Могучий бык вышел на солнцепёк и блаженствовал. Над его линяющей шкурой трудилась целая компания галок, добывая мягкую подстилку для гнёзд. Налетели стайкой, галдят, ссорятся. А ему хоть бы что, иной раз лишь промычит легонько: ладно, мол, чего вы, всем хватит.
— Дядя Евсей, я к тебе, давай работы, сам знаешь моё положение!
— Знать-то, парень, знаю, — посочувствовал дядя Евсей, — да ведь какие теперь дела, всё с половодьем встало. Вот погоди, начнём пахать-боронить…
— Не могу ждать, сейчас зарабатывать нужно. Возил бы опять молоко, да сейчас не проедешь.
— И не проедешь, и Конь не пойдёт. Быка мы определили на другую работу — в плуг, целину подымать, огороды пахать. Овощи будем сажать для военной надобности. А молоко в госпиталь военные будут сами возить на полуторке…
Дядя Евсей посочувствовал, повздыхал. И вдруг догадка сверкнула в его глазах.
— А ты, парень, давай лодкой вози! Завозня-то рыбацкая так у плетней и лежит без дела!
Мика сразу подхватился. Осмотрел ладью, прикинул, сколько нужно смолы и пакли, и к деду Акиму в кладовую.
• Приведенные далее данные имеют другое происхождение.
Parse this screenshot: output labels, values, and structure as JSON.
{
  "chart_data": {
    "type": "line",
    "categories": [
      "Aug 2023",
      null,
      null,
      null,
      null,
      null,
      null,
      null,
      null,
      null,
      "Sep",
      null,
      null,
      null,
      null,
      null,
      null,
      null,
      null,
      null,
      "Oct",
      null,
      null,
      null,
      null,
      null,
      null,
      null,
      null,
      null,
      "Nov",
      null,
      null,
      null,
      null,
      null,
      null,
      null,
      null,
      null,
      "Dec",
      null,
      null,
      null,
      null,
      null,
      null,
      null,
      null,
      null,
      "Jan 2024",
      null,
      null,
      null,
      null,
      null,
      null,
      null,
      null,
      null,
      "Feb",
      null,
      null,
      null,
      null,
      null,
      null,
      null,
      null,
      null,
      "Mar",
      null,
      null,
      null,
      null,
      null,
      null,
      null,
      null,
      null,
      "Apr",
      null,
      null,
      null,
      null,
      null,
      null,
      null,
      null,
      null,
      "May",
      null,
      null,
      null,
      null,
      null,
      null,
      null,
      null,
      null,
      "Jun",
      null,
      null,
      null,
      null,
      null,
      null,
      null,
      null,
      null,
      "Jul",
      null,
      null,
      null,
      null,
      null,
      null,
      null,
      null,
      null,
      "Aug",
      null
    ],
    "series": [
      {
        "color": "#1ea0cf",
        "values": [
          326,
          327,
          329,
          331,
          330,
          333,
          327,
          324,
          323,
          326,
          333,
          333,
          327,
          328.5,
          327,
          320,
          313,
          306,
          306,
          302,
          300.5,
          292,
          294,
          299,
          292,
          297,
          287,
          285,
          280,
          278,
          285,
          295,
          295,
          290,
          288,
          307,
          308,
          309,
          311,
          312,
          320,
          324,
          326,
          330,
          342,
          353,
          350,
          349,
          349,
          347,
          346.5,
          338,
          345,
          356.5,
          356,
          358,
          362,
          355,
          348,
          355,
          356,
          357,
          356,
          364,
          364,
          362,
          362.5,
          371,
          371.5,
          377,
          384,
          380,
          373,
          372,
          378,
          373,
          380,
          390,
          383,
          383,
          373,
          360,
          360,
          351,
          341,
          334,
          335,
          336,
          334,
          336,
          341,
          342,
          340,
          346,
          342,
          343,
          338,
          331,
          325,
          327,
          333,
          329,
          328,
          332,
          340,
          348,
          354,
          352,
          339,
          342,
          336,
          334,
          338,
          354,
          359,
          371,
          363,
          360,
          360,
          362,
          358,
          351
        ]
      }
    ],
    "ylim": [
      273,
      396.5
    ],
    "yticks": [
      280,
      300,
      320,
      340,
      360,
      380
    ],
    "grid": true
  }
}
Старик поддержал его:
— Ну старательный ты парень, весь в отца! Давай-давай, пойдём покажу, как надо паклю набивать, как швы-щели смолой заливать.
И, забрав деревянную колотушку, железную конопатку и охапку просмолённой пакли, отправился к выгону, на котором весело плескалось весеннее море разлива.
БЕЗНОГИЙ МАЛЬЧИК УПЛЫВАЕТ В СКАЗКУ
Главная рыбацкая лодка лежала перевёрнута» вверх днищем у кромки весенней воды.
— Эх, матушка-кормилица, перестраивайся» ты на новый лад, поработай на раненых бойцов, — похлопал её по деревянным облезлым бокам дед Аким.
Показав, как надо конопатить лодку, дед Аким залюбовался разливом.
— Эх, и воды нынче много — море! Эдак к нам и волжский судачок наверняка набежит… Да в стерлядь в гости пожалует. И не то что волжская, глядишь, и мокшанская со своей сурской роднёй захочет повидаться. Возьмёт да и приплывёт… Эх, только ловить её некому, а рыба будет, — и почесав в затылке, сказал: — Ну ладно, ты, Мика, занимайся лодкой, а я пойду верши разберу, ставные сети проверю, может, немного половим всё-таки… Глядишь, раненых бойцов скорей поправим, если хорошей рыбкой угостим! — И торопливо заковылял обратно в деревню.
В сарае на сушилах хранился у него заветный рыбачий челнок, выдолбленный из старой ветлы. Такой тонкий и лёгкий, что его можно таскать одному, как стиральное корыто.